Spectroscopic analysis on pure BMP–FLD showed that both FMN and haem co-factors were present in a 1 ∶ 1 ratio and that the protein shows the expected shift at 450 nm when reduced in the presence of CO (Fig. 2A). Immobilization on glassy carbon electrodes was achieved under the same conditions used for BMP (stock solution of 150 µM). The voltammograms in anaerobic conditions showed two redox couples centred at −376 and −130 mV as shown in Fig. 2C. Flavodoxin wild type contains one molecule of flavin mononucleotide (FMN). This co-factor undergoes sequential reduction from the quinone state to semiquinone (E₂) and from semiquinone to hydroquinone (E₁). The reduction potentials for these two semireactions have been determined by redox potentiometry and cyclic voltammetry using protein both in solution and immobilized. Depending on the electrode configuration, the E₂ values were found to vary from −149 mV to −98 mV and the E₁ from −440 mV to −388 mV.^13,14 The mid point potential of the first redox couple of BMP–FLD (−376 mV) can therefore be assigned to the semiquinone to hydroquinone transition of the FMN. The second redox couple (−130 mV) is 37 mV more positive than that of the BMP alone and its peak-to-peak separation is wider. Given the range observed for the E₂ of FMN (−149 and −98 mV),^13,14 the larger peak-to-peak separation and shift observed for the immobilised BMP–FLD could account for the presence of two transitions with very close reduction potentials. Furthermore the intra-molecular electron transfer between the reduced flavodoxin semiquinone and the oxidised BMP⁸ could be responsible for the more pronounced reduction peak compared to the oxidation one. On the other hand, when only BMP was immobilized the peak areas were comparable. The value of k_ET was not determined for BMP–FLD because of the inability to differentiate the two contributions to the redox peaks centred at −130 mV. Nevertheless, because the peaks tend to disappear at scan rates higher than 1 V s⁻¹, we suggest that the electron transfer rate is much lower in the case of BMP–FLD when compared to BMP.

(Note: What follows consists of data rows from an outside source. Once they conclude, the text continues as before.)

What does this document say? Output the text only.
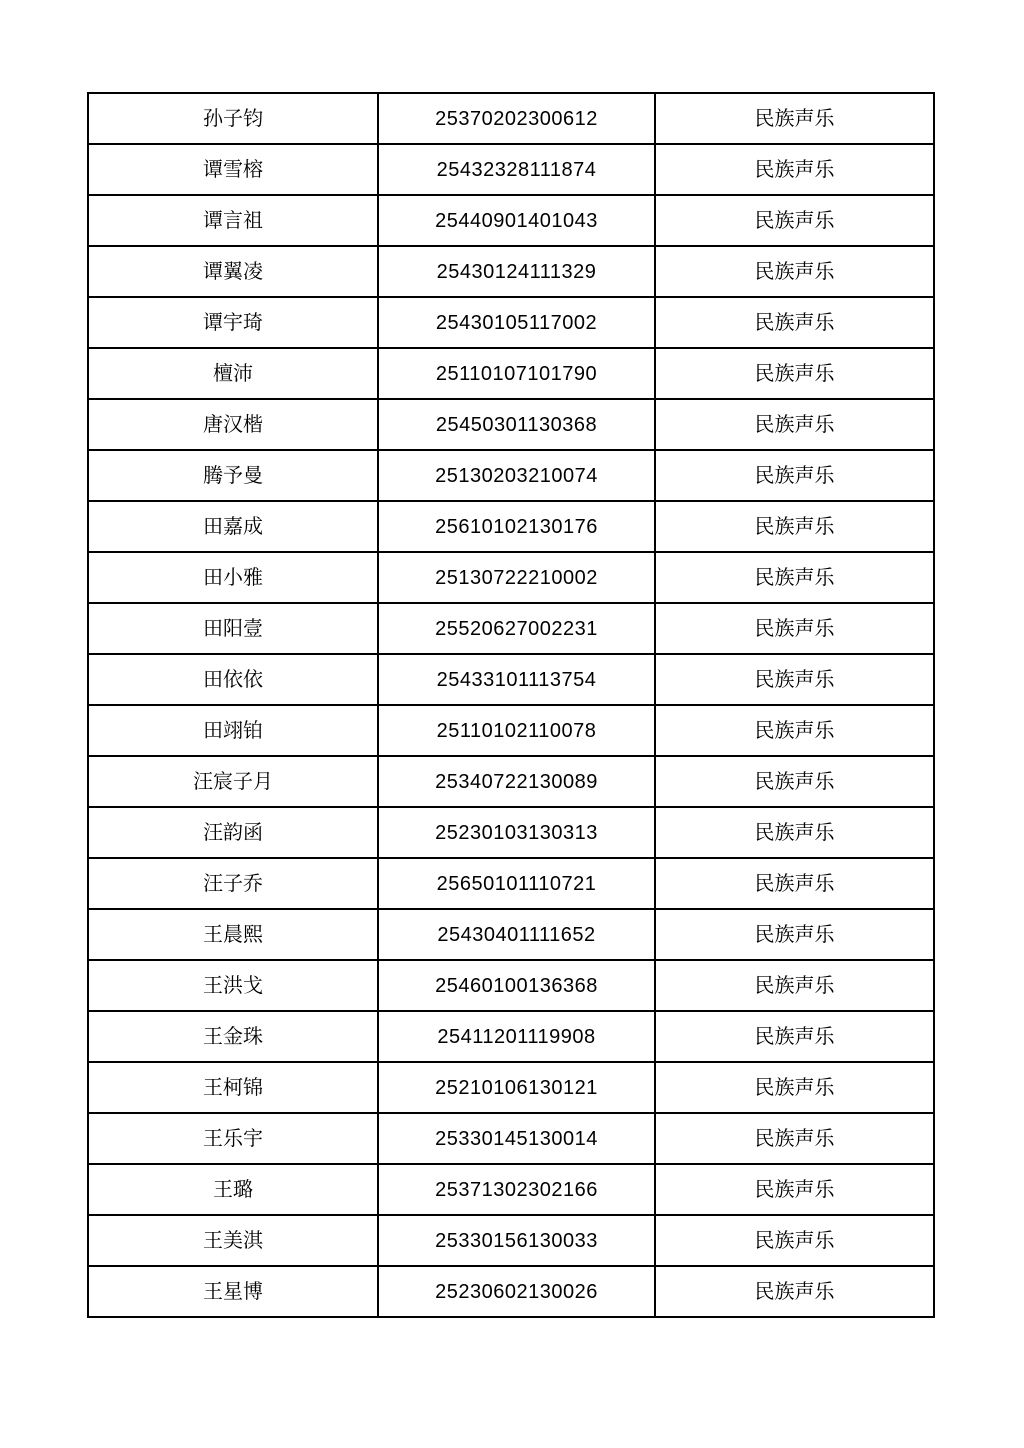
孙子钧	25370202300612	民族声乐
谭雪榕	25432328111874	民族声乐
谭言祖	25440901401043	民族声乐
谭翼凌	25430124111329	民族声乐
谭宇琦	25430105117002	民族声乐
檀沛	25110107101790	民族声乐
唐汉楷	25450301130368	民族声乐
腾予曼	25130203210074	民族声乐
田嘉成	25610102130176	民族声乐
田小雅	25130722210002	民族声乐
田阳壹	25520627002231	民族声乐
田依依	25433101113754	民族声乐
田翊铂	25110102110078	民族声乐
汪宸子月	25340722130089	民族声乐
汪韵函	25230103130313	民族声乐
汪子乔	25650101110721	民族声乐
王晨熙	25430401111652	民族声乐
王洪戈	25460100136368	民族声乐
王金珠	25411201119908	民族声乐
王柯锦	25210106130121	民族声乐
王乐宇	25330145130014	民族声乐
王璐	25371302302166	民族声乐
王美淇	25330156130033	民族声乐
王星博	25230602130026	民族声乐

In CO-saturated buffer the mid point potential of the second couple was found to shift by +50 mV showing a more pronounced feature for the oxidative peak than for the reductive one. This differential behaviour further supports the idea that two transitions are occurring in this potential range but only one is affected by the presence of CO. Since the FMN does not interact with CO, the E₁ and E₂ are not affected by its presence as shown by the redox couple at −376 mV.

When p-nitrophenol was added to BMP–FLD no shift in mid point potential was observed. When oxygenated buffer was used a catalytic current was observed. The turnover of p-nitrophenol was measured in the presence of SOD and catalase in the same conditions used for BMP. A potential of −355 mV was applied, keeping the FLD in the semiquinone and allowing intra-molecular ET. After 90 min, 2 ± 0.37 µM of p-nitrocatechol were formed, a quantity almost 6 times bigger than that obtained from BMP alone (Table 1).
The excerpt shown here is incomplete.